Bu ne tahammülsüzlük böyle, korku saçmayı bir bırakın hele.
FENİX’TE ADAMINA GÖRE MUAMELE
Şu sıralar sosyalleşmenin en gözde adresi Fenix.
Beyaz yakalıların hışmına uğramış durumda. Bir yer krizidir gidiyor... Rezervasyon yaptırmak için araya hatırlı kişiler sokuluyor.
Mekana gitmeseniz de, “Aradık yer yokmuş demek” bile moda olmuş durumda.
Geçenlerde Fenix’e gitmek isteyen bir kişi, hatırı sayılır birini araya sokuyor, yer bulamıyor...
Azmediyor, başka birini devreye sokuyor. Rezervasyonu hemen yapılıyor.
İki hatırı sayılırla aynı masada Fenix muhabbeti yapılınca iş ortaya çıktı. Fenix çok yeni olmasına rağmen daha şimdiden adamına göre muamele yapmaya başlamış bile.
İyi de daha yolun başındasınız. Çok mekan gördüm böyle tepetaklak giden.
“Çok ilgi var nasıl olsa” diyerek tuhaf hatalar yapmayın!
NASIL EĞLENİYORSUNUZ!
Anlıyorum ki ahali sıkış tepiş, üst üste eğlenmeye bayılıyor. Hem de ne bayılmak... Bırakın eğlenmeyi, bulunduğunuz yerde dönemiyorsunuz bile!
O kadar kalabalık ki; ortamda oksijen kalmamış, nefes alınmıyor ama kimsenin umrunda değil!
Gençler kafaya takmış bir kere eğlenecekler!
Geçen cuma gecesi arkadaşlara denk gelince Sess’e uğradık.
Alt katta böyle bir atmosferle karşılaşınca girmemle çıkmam bir oldu.
Siz siz olun eğer medenice sosyalleşmek istiyorsanız bu tür popüler kulüplere hafta içi uğrayın!
BOĞAZ’IN ORTASINDA OCAKBAŞI
Mangalın başına çöreklenip çöplenmeyi çok severiz. Bu yüzden yaz-kış demeden barbekü keyfi yapmaktan kendimizi alıkoyamayız.
Yol kenarı, orman, plaj, teras hiç fark etmez, mangal engel tanımaz. İstanbul’da birçok mekan var böyle mangal keyfi yapacağınız.
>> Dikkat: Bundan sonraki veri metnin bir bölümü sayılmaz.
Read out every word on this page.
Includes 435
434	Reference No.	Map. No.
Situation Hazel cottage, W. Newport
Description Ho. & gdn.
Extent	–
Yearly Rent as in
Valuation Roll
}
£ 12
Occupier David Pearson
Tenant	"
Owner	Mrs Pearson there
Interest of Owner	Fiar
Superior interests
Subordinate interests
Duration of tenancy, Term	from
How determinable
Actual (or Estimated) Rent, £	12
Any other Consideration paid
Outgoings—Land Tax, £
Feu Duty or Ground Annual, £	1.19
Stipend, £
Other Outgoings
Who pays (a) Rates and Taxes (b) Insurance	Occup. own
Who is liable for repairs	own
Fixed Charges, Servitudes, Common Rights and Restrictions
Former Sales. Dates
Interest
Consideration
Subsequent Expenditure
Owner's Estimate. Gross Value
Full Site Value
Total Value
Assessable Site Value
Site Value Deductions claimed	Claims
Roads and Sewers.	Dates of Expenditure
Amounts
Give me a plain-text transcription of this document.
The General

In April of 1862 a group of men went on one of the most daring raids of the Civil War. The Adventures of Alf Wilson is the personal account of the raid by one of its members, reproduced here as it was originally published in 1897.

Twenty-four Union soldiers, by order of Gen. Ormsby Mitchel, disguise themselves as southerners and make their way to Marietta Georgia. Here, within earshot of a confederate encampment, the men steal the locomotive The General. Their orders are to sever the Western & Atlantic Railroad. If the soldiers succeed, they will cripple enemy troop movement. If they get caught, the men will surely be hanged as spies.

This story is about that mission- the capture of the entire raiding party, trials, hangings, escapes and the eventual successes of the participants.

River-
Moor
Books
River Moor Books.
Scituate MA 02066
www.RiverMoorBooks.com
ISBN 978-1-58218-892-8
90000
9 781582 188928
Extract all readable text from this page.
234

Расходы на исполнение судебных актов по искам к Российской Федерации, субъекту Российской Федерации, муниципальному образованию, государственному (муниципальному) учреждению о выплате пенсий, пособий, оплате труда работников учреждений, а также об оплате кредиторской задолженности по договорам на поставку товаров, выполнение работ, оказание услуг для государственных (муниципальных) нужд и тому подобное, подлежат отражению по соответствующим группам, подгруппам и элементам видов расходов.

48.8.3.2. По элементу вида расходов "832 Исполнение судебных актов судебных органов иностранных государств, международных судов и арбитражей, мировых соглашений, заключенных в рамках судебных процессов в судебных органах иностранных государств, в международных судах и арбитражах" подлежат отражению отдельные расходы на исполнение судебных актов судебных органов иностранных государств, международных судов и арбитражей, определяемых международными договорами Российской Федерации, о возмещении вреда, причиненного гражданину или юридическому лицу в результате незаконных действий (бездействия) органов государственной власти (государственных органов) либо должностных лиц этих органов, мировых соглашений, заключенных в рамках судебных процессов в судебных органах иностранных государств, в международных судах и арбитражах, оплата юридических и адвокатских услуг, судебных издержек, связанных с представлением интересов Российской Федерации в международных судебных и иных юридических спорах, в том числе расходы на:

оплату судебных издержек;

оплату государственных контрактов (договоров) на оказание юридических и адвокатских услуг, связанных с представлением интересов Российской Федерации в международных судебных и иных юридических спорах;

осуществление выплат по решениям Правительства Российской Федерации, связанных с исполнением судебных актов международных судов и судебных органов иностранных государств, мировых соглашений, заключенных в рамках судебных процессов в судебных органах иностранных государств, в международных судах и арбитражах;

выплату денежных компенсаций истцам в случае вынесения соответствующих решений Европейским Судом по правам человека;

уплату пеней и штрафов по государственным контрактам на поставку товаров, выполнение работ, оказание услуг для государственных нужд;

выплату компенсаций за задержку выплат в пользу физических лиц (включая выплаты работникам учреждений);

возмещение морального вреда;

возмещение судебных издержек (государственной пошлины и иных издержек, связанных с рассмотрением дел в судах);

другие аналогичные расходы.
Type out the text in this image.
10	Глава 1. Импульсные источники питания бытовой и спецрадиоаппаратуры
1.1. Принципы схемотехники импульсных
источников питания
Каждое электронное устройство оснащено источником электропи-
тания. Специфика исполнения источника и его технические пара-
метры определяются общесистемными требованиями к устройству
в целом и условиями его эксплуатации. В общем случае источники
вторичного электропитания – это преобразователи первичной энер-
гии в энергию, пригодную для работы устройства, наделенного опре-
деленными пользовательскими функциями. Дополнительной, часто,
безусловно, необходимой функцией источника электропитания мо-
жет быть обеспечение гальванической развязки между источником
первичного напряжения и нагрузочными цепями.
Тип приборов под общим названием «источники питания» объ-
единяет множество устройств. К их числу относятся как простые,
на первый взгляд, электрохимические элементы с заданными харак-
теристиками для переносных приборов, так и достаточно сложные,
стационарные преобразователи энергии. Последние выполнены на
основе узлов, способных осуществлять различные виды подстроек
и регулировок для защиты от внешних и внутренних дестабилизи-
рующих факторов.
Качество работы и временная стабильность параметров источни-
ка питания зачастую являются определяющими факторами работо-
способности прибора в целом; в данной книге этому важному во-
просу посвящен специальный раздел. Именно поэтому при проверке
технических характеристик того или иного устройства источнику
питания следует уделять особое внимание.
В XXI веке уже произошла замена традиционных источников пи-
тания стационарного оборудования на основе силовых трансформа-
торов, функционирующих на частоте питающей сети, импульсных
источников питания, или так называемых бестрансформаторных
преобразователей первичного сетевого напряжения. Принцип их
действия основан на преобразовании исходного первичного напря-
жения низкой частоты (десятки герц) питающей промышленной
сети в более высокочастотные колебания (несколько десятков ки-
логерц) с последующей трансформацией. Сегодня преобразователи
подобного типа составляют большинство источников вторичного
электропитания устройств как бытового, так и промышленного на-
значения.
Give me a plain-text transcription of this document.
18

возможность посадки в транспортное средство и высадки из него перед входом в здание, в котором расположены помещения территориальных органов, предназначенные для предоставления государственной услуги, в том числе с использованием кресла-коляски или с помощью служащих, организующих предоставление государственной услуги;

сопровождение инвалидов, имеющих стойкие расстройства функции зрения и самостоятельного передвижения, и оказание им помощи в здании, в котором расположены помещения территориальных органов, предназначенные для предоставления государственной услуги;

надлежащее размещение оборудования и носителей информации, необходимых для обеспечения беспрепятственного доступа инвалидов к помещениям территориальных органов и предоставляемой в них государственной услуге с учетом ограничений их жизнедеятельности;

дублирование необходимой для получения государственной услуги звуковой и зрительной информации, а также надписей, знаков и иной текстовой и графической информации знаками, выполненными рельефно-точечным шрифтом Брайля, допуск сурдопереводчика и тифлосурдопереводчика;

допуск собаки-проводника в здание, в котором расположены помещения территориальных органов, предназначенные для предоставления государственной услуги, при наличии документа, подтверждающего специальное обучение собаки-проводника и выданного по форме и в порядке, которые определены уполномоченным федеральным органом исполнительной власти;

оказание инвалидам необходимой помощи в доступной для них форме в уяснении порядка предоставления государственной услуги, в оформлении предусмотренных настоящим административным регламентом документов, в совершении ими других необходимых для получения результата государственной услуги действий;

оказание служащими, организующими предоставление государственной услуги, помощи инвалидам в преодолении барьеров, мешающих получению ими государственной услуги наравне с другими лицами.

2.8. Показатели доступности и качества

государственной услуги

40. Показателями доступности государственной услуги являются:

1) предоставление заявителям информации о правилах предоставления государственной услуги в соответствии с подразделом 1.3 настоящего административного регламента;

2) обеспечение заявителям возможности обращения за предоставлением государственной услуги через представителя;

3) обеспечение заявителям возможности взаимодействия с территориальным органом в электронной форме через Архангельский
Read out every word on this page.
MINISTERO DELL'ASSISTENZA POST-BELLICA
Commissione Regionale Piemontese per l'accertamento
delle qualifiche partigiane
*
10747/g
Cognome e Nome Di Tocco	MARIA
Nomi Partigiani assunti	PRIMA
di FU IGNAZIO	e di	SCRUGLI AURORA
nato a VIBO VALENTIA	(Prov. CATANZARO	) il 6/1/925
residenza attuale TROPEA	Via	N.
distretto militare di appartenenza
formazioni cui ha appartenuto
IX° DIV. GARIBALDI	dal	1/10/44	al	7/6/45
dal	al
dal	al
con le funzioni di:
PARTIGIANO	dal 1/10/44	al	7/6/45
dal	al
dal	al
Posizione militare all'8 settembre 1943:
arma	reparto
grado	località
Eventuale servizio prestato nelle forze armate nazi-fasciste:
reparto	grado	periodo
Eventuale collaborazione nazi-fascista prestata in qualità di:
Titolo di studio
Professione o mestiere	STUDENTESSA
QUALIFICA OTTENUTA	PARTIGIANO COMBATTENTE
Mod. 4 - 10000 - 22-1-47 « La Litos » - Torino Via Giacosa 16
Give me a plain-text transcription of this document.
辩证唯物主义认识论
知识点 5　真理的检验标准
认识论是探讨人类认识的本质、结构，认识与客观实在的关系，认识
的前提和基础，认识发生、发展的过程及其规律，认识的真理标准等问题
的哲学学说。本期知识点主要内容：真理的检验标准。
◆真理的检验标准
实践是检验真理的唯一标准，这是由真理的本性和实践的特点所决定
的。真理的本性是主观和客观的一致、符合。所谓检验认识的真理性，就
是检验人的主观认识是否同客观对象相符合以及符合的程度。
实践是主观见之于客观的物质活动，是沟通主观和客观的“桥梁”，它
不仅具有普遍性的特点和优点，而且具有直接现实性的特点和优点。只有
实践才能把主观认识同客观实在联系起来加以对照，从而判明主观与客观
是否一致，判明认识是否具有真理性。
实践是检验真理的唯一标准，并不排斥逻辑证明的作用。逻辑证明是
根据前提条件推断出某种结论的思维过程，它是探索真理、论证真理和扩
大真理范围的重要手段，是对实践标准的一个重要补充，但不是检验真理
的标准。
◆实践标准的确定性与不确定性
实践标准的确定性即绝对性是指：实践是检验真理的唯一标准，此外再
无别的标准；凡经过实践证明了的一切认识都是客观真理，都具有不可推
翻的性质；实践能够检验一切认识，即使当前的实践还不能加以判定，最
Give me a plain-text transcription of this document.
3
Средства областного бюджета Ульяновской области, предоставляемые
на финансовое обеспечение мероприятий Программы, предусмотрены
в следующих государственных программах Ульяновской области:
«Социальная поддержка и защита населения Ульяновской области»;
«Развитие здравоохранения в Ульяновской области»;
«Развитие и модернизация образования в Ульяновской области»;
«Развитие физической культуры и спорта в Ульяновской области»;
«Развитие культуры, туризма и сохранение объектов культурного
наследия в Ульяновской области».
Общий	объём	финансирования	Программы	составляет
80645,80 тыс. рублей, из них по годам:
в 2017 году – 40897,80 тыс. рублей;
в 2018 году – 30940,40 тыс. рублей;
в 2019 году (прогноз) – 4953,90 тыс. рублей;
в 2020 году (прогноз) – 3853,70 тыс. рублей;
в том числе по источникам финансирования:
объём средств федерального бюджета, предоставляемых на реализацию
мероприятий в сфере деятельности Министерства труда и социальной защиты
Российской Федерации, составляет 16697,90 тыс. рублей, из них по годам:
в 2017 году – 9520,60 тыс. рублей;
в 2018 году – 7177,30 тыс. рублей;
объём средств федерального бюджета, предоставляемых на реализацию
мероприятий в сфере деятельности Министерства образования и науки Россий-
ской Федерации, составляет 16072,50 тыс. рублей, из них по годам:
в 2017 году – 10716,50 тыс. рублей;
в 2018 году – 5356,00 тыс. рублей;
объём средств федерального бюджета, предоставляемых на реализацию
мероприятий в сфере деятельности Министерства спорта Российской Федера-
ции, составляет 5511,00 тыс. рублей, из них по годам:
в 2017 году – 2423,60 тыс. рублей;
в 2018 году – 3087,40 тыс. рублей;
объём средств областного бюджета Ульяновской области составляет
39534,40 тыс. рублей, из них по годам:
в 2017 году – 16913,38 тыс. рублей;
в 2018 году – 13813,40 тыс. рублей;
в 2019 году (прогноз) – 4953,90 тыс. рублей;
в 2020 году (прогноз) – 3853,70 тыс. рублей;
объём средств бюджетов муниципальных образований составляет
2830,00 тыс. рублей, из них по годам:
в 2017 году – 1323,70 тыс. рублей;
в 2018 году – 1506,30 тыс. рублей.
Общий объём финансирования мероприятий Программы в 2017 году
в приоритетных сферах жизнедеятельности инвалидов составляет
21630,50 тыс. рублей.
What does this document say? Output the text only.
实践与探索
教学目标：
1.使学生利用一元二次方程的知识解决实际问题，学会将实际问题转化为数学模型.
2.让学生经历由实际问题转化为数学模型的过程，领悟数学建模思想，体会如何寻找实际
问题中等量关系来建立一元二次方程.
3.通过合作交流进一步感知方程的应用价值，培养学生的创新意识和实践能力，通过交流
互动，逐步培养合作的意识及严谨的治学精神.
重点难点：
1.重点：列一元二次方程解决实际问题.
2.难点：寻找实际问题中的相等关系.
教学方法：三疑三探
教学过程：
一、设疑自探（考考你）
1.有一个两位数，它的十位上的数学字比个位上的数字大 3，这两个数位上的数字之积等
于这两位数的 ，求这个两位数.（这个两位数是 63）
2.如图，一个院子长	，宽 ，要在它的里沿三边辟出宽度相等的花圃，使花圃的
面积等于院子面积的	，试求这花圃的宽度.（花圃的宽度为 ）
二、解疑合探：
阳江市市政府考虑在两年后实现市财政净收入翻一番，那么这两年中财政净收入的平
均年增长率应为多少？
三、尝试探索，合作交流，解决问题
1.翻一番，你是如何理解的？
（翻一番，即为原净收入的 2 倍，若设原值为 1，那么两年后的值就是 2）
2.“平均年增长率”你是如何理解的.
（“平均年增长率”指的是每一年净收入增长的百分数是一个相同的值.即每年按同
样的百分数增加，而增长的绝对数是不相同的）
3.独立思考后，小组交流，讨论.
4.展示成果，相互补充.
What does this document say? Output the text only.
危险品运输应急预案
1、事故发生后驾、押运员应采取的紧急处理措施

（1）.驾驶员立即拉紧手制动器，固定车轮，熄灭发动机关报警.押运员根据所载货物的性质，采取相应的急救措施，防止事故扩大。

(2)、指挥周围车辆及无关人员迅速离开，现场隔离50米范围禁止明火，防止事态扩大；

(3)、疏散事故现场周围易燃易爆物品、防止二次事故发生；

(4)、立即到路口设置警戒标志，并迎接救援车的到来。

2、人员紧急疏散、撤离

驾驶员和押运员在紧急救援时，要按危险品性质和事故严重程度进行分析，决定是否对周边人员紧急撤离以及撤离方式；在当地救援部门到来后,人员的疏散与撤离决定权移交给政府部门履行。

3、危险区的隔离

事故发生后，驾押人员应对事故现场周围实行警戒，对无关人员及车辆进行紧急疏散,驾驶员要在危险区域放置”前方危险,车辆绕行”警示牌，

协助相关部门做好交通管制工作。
Masanızın ortasına yerleştirilen bir mangalla, bu keyif lüks olarak servis ediliyor size.
Ocakbaşı muhabbetinin temeli de bu zaten. Geçen hafta öyle bir ocakbaşına denk geldim ki...
Manzara şahane, Boğaz’ın tam ortasındasınız.
Kebaplar, etler damakta iz bırakıyor.
Neresi mi? Kuruçeşme’deki Suada’nın içinde Suada Kebap!
HAFTANIN TOP 5’i
1- Sess, Nişantaşı’nda olmanın avantajını çok iyi kullanıyor. Üç yıldır Türkçe kulüp olarak zirveye yerleşmiş durumda.
2- Fenix, İstanbullu beyaz yakalıların yeni oyuncağı. Şu sıralar gece gezginlerinin hücumunda. Sunduğu yemek, ambiyansı ve eğlencesinden çok, yer bulunup bulunamadığı konuşuluyor.
3- Lucca, Cem Mirap’ın Bebek’teki yıkılmaz kalesi. Her daim kalabalık, her daim piyasa.
4- Abdi, salı günleri unplugged geceleri düzenliyor. Sadece gitar yapılan canlı perforsmans gecelerine ilgi büyük. Abdi, salı gecesiyle listeye girmeyi başardı.
5- Can Oba, Sirkeci’de ufacık bir restoranda yaratılan şahane yemeklerin adresi. Son bir ayın yemekte en çok konuşulan yeri.